Interstate highway construction accelerated during the 1950s and early 1960s. Now, bridges along major highways “are coming to the point where they’re going to need significant rehabilitation, or in some cases, replacement,” said Rocky Moretti, director of policy and research for Washington, D.C.-based nonprofit transportation research group TRIP.

Federal data shows there are about 73,000 bridges nationwide at least 75 years old, including 12,241 past the century mark. According to the U.S. General Accounting Office, bridges are typically constructed with a design life of 50 years, and those built from 1957 to 1976 show the greatest need for maintenance, reconditioning or replacement.

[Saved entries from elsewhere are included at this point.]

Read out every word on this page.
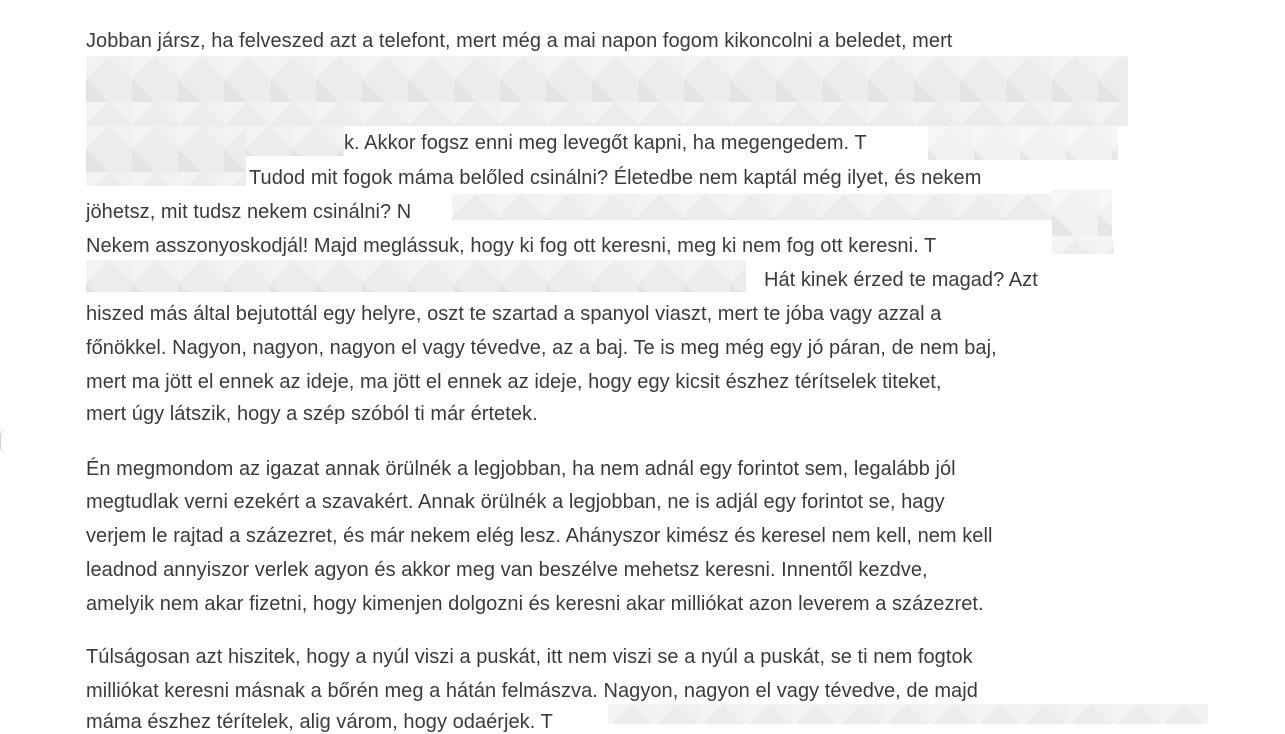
Jobban jársz, ha felveszed azt a telefont, mert még a mai napon fogom kikoncolni a beledet, mert
k. Akkor fogsz enni meg levegőt kapni, ha megengedem. T
Tudod mit fogok máma belőled csinálni? Életedbe nem kaptál még ilyet, és nekem
jöhetsz, mit tudsz nekem csinálni? N
Nekem asszonyoskodjál! Majd meglássuk, hogy ki fog ott keresni, meg ki nem fog ott keresni. T
Hát kinek érzed te magad? Azt
hiszed más által bejutottál egy helyre, oszt te szartad a spanyol viaszt, mert te jóba vagy azzal a
főnökkel. Nagyon, nagyon, nagyon el vagy tévedve, az a baj. Te is meg még egy jó páran, de nem baj,
mert ma jött el ennek az ideje, ma jött el ennek az ideje, hogy egy kicsit észhez térítselek titeket,
mert úgy látszik, hogy a szép szóból ti már értetek.
Én megmondom az igazat annak örülnék a legjobban, ha nem adnál egy forintot sem, legalább jól
megtudlak verni ezekért a szavakért. Annak örülnék a legjobban, ne is adjál egy forintot se, hagy
verjem le rajtad a százezret, és már nekem elég lesz. Ahányszor kimész és keresel nem kell, nem kell
leadnod annyiszor verlek agyon és akkor meg van beszélve mehetsz keresni. Innentől kezdve,
amelyik nem akar fizetni, hogy kimenjen dolgozni és keresni akar milliókat azon leverem a százezret.
Túlságosan azt hiszitek, hogy a nyúl viszi a puskát, itt nem viszi se a nyúl a puskát, se ti nem fogtok
milliókat keresni másnak a bőrén meg a hátán felmászva. Nagyon, nagyon el vagy tévedve, de majd
máma észhez térítelek, alig várom, hogy odaérjek. T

In about a dozen states, including West Virginia, 30 percent or more of their bridges are either structurally deficient or functionally obsolete. In October, state voters passed a $1.6 billion bond referendum for road and bridge repairs and construction.

Needham returned to work in 1968 and continued his North Carolina-to-Ohio route for the next eight years, carrying him over the Silver Memorial Bridge, built in 1969 a few hundred yards downstream from the old bridge.

The new bridge “was built as strong as the Rock of Gibraltar,” Needham said.

Officials plan to mark Friday’s anniversary of the Silver Bridge collapse with a ceremony. Needham said he once had a closet full of newspapers with stories about the collapse. But no longer.

“I just threw them all away,” he said. “I wanted to wipe myself away from it.”